Tra le novità previste nei cicli di scuola elementare e media, dall’anno istruttivo che sta per cominciare, c’è quella di non potere più bocciare gli alunni. Questo è quanto prevede un decreto della Buona Scuola, che riguarderà anche le scuole superiori a partire dall’anno 2018/2019.
Il decreto legislativo nr. 62 approvato ad Aprile sentenzia: “Le alunne e gli alunni della scuola primaria sono ammessi alla classe successiva e alla prima classe di scuola secondaria di primo grado anche in presenza di livelli di apprendimento parzialmente raggiunti o in via di prima acquisizione”, ed in caso di promozione agevolata gli Istituti dovranno prevedere: “specifiche strategie per il miglioramento dei livelli di apprendimento“.

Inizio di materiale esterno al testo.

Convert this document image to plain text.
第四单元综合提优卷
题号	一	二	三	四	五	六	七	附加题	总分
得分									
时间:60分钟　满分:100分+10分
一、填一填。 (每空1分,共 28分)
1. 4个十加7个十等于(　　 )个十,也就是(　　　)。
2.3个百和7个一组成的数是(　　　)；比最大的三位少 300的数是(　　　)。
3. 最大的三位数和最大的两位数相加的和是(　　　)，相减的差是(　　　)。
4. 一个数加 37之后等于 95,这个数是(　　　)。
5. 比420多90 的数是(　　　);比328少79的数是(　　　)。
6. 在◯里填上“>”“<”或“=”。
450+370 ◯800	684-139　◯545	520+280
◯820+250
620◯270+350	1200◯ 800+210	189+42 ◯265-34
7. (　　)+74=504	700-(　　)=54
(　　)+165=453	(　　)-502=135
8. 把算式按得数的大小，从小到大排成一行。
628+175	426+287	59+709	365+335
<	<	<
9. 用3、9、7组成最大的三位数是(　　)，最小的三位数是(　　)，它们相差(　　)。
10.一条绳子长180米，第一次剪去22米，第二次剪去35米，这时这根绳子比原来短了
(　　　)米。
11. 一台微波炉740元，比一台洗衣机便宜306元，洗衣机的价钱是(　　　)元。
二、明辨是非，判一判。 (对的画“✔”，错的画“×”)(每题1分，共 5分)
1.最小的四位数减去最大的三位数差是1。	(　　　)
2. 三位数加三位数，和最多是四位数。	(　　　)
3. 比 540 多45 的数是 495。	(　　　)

Anche alle medie, la storia non cambia: “Le alunne e gli alunni della scuola secondaria di primo grado sono ammessi alla classe successiva e all’esame conclusivo del primo ciclo” a meno che non ci siano gravi infrazioni disciplinari oppure trequarti d’assenza nel monte ore previsto. In caso di profonde insufficienze sarà obbligatorio prevedere per chi viene ammesso a classe successiva, i corsi di recupero.
I consigli dei docenti potranno stoppare uno studente soltanto all’unanimità del collegio, la legge mantiene un senso cattolico del perdono, con lo storico prof. di Religione che alza la mano al Cielo per fare assurgere al Regno dei promossi il somaro di turno. Anche l’esame conclusivo di licenza media verrà semplificato, con tre prove scritte ed un colloquio.

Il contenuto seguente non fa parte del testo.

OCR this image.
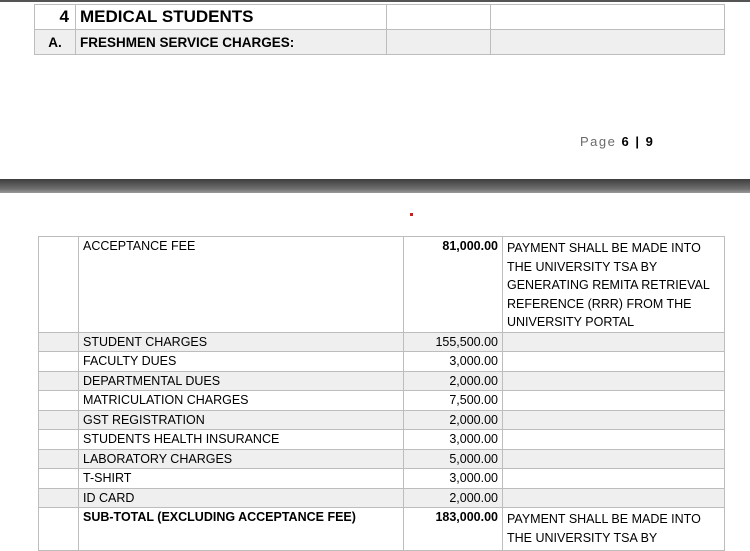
4	MEDICAL STUDENTS		
A.	FRESHMEN SERVICE CHARGES:		
Page 6 | 9
	ACCEPTANCE FEE	81,000.00	PAYMENT SHALL BE MADE INTO THE UNIVERSITY TSA BY GENERATING REMITA RETRIEVAL REFERENCE (RRR) FROM THE UNIVERSITY PORTAL
	STUDENT CHARGES	155,500.00	
	FACULTY DUES	3,000.00	
	DEPARTMENTAL DUES	2,000.00	
	MATRICULATION CHARGES	7,500.00	
	GST REGISTRATION	2,000.00	
	STUDENTS HEALTH INSURANCE	3,000.00	
	LABORATORY CHARGES	5,000.00	
	T-SHIRT	3,000.00	
	ID CARD	2,000.00	
	SUB-TOTAL (EXCLUDING ACCEPTANCE FEE)	183,000.00	PAYMENT SHALL BE MADE INTO THE UNIVERSITY TSA BY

Così mentre Leonardo Pieraccioni in un affollatissimo post su Facebook rispolvera la pedagogia perduta nei lustri: “(…) Colleghi genitori, uniamoci! Se le nostre amorose e moderne spiegazioni sul vivere corretto sono accolte da pernacchie e risatine, risdoganiamo il vecchio e caro ‘calcio nel culo’ dei nostri nonni; non ha mai fatto male a nessuno, anzi! Ritorniamo, in qualsiasi modo, a quei bambini educati e felici di ricevere un balocco e non a questi che ne chiedono uno al giorno per poi scordarselo nel punto esatto di dove lo hanno scartato. (…)”, il Ministero dell’Istruzione migliora la sua efficienza facendo un botox ai bambini.
Quale insegnamento può dare una scuola che promuove tutti? Quale sprono allo studio si può avere da un Paese che tollera ciuchi in divisa da Dottore? È un lassismo generalizzato, una decadenza dello stile e della sostanza che si traduce in sistemi sempre più mediocri, per poi arrivare magari all’Esame abilitativo d’avvocato senza azzeccare i congiuntivi.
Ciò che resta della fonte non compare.